As of the first quarter of 2024, central banks collectively hold approximately $12.3 trillion in foreign exchange reserves, alongside an estimated $2.2 trillion in gold reserves. These reserves serve critical functions—facilitating international payments, stabilizing domestic currencies, servicing foreign currency debts, and cushioning economies against external shocks.

In recent years, a notable trend has emerged: central banks, particularly those in emerging economies, have been increasing their gold holdings. When accounting for unreported purchases acknowledged by industry insiders, official gold reserves surpassed the historic peak set in 1965 by the third quarter of 2023. Some nations may underreport their gold reserves to mitigate public criticism during periods of declining gold prices.

Amid this backdrop, a new candidate has entered the arena of reserve assets: Bitcoin. Thus far, El Salvador remains the only central bank to have openly declared Bitcoin as part of its sovereign reserves. As of August 2024, the country held 867 Bitcoin, valued at around $315 million, in addition to $3.1 billion in foreign exchange and gold reserves. Portfolio optimization studies suggest that an optimal allocation to Bitcoin in sovereign reserves may range between 2% and 5%. It is plausible that other nations have already begun incorporating Bitcoin into sovereign wealth funds, which operate under less stringent disclosure requirements than central bank reserves.

This article examines the rationale behind central banks’ growing interest in gold, as highlighted in the World Gold Council’s 2024 survey, and evaluates the extent to which these reasons might also justify holding Bitcoin as a reserve asset. We argue that Bitcoin shares certain characteristics with gold and may represent a viable reserve asset for some central banks, focusing particularly on its role as a store of value.
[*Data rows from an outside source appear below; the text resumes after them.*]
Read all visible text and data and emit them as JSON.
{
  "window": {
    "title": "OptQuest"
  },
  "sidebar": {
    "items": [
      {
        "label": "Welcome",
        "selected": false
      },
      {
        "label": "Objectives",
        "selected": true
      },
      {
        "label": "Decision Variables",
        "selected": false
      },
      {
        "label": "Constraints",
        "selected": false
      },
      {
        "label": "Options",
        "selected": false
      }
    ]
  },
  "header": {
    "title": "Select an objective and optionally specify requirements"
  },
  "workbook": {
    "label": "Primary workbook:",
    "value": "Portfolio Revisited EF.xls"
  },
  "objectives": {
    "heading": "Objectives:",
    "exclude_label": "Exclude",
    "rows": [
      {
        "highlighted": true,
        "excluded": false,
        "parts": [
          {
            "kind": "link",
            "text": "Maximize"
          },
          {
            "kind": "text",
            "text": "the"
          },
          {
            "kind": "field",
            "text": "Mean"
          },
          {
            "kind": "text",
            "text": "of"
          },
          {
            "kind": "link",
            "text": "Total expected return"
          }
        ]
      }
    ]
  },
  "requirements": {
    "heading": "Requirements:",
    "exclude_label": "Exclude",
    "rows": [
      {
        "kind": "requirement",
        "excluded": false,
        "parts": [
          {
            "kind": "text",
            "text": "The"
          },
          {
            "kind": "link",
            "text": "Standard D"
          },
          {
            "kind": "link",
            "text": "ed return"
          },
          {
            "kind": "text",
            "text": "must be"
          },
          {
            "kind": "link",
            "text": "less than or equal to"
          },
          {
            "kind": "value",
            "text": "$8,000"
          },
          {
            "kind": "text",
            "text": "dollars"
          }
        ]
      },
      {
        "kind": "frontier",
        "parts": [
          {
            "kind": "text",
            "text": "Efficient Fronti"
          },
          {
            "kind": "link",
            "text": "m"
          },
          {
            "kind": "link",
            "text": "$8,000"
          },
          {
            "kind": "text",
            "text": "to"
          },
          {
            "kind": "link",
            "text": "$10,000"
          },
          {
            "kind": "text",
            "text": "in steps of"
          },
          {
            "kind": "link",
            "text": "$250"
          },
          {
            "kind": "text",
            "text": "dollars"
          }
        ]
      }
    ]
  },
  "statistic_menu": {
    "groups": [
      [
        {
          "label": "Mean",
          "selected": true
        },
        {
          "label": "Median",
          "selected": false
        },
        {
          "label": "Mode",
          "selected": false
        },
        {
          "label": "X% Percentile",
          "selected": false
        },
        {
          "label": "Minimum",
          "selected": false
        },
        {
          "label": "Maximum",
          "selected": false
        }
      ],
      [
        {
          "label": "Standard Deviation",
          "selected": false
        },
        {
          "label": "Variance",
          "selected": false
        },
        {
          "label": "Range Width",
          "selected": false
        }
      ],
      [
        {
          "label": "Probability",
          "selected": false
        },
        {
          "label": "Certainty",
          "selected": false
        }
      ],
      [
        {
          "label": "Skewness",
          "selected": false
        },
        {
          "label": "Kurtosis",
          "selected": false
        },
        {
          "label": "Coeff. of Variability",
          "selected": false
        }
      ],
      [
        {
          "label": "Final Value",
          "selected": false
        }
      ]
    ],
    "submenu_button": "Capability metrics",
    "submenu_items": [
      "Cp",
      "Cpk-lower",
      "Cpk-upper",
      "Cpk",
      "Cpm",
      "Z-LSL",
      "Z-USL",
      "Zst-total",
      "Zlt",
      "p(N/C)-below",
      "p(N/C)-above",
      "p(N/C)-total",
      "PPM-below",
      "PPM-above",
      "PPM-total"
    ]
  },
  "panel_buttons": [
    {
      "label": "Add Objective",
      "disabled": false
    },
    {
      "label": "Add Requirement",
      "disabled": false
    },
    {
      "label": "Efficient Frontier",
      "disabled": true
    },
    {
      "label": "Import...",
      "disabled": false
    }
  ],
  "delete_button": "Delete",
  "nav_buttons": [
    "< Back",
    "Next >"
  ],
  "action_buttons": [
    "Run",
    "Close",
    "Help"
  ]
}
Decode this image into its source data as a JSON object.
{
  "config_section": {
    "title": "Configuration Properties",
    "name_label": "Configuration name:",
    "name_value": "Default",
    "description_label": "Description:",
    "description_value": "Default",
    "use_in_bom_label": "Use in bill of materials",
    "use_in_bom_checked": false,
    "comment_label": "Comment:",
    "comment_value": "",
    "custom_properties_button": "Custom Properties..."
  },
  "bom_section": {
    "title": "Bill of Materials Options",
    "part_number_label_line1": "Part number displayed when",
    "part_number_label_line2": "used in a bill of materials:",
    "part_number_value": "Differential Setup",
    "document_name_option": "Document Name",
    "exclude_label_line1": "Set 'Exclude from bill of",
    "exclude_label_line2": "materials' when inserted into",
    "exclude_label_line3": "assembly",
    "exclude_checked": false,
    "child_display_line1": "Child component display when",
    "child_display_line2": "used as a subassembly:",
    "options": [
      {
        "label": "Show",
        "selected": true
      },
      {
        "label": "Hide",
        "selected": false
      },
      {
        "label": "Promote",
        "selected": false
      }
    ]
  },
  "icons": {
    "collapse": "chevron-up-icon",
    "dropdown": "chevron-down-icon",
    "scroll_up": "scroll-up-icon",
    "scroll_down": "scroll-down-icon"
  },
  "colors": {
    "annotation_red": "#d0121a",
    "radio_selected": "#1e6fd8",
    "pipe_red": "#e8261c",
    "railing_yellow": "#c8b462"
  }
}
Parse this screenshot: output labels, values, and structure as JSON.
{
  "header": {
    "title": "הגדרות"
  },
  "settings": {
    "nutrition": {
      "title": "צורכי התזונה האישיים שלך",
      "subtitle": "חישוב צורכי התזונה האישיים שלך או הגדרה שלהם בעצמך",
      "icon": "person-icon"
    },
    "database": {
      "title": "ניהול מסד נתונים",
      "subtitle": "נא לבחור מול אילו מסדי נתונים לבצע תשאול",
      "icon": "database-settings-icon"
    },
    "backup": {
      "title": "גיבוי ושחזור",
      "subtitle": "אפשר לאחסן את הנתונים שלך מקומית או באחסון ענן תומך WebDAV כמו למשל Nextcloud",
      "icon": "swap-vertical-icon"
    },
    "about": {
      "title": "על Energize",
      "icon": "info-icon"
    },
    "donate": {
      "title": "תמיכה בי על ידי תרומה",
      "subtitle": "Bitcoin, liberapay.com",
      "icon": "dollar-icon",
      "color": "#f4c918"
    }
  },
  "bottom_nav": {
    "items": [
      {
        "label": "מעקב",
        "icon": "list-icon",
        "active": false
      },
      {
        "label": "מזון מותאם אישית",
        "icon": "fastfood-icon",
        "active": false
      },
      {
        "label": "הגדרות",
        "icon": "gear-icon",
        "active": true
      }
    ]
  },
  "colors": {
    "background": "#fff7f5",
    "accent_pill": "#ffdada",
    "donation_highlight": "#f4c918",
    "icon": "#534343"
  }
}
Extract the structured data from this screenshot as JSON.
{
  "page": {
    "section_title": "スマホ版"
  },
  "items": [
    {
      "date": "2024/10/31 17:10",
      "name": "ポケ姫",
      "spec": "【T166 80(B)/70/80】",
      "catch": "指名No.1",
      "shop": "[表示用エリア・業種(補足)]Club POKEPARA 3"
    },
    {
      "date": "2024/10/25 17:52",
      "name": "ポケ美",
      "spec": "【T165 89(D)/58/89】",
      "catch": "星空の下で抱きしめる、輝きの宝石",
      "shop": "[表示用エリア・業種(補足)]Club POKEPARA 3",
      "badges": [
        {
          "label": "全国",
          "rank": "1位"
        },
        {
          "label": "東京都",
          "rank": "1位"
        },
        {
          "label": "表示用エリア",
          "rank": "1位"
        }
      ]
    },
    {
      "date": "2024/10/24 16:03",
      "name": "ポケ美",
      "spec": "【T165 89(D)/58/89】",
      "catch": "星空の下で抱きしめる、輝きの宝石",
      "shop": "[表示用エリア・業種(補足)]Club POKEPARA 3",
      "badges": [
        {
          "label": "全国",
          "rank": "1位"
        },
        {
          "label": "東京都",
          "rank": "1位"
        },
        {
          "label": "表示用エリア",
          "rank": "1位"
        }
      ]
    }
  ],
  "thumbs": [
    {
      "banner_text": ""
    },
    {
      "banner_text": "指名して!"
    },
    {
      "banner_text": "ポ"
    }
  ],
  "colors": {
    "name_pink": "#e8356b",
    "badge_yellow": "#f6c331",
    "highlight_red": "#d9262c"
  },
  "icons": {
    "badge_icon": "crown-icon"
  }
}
The Historical Context of Reserve Assets

Satoshi Nakamoto’s 2008 whitepaper introduced Bitcoin to the world, but its conceptual origins can be traced back to the Industrial Revolution. The advent of electricity transformed economic production, and today, electricity consumption is so integral to global output that researchers sometimes use satellite measurements of nighttime light intensity as a proxy for economic activity.

Traditional hard assets like gold require extensive physical labor for mining, refining, verification, and transfer. Gold’s divisibility and chemical durability allow it to be minted into standardized denominations, serving as a long-term store of value.

The Industrial Revolution introduced a new paradigm: the generation and verification of monetary value through electricity consumption rather than physical labor. Bitcoin embodies this shift—its mining process consumes electricity to generate new units and validate transactions.

A critical innovation of Bitcoin is its solution to counterfeiting, a persistent issue with physical gold. Bitcoin is self-verifying; the electricity used in mining also secures the public ledger that records all transactions. While any proof-of-work cryptocurrency could claim similar attributes, Bitcoin’s legitimacy stems from its originality—much as gold’s historical role as money distinguishes it from similar metals like platinum.

Performance During Economic Crises

A key attribute of any reserve asset is its ability to act as a hedge, providing positive returns when other assets falter. For instance, the U.S. dollar often appreciates during turmoil due to its “safe-haven” effect.

When measured by short-term volatility, Bitcoin exhibits significantly higher price swings than traditional reserve assets. Its performance during the initial phase of the COVID-19 pandemic was particularly poor, with prices dropping nearly 45% between March 6 and March 16, 2020.

However, no asset performs well under all types of economic stress. U.S. Treasuries, for example, are poor hedges against inflation. Bitcoin has demonstrated resilience during two specific types of crises: those involving U.S. bank failures and those triggered by large-scale financial sanctions. In these contexts, Bitcoin offers insurance benefits that other assets lack.

Store of Value and Inflation Hedge

Assessing Bitcoin’s long-term efficacy as an inflation hedge is challenging, as relationships between financial variables change over time. Even proven stores of value like gold can endure prolonged periods of low returns; from its January 1980 peak to its April 2001 trough, gold’s inflation-adjusted value fell by 86%. Over very long horizons—centuries—gold has maintained purchasing power. Historical data shows that the price of bread in terms of gold has remained relatively constant, and a Roman centurion’s salary (in gold) was roughly equivalent to that of a modern U.S. Army captain.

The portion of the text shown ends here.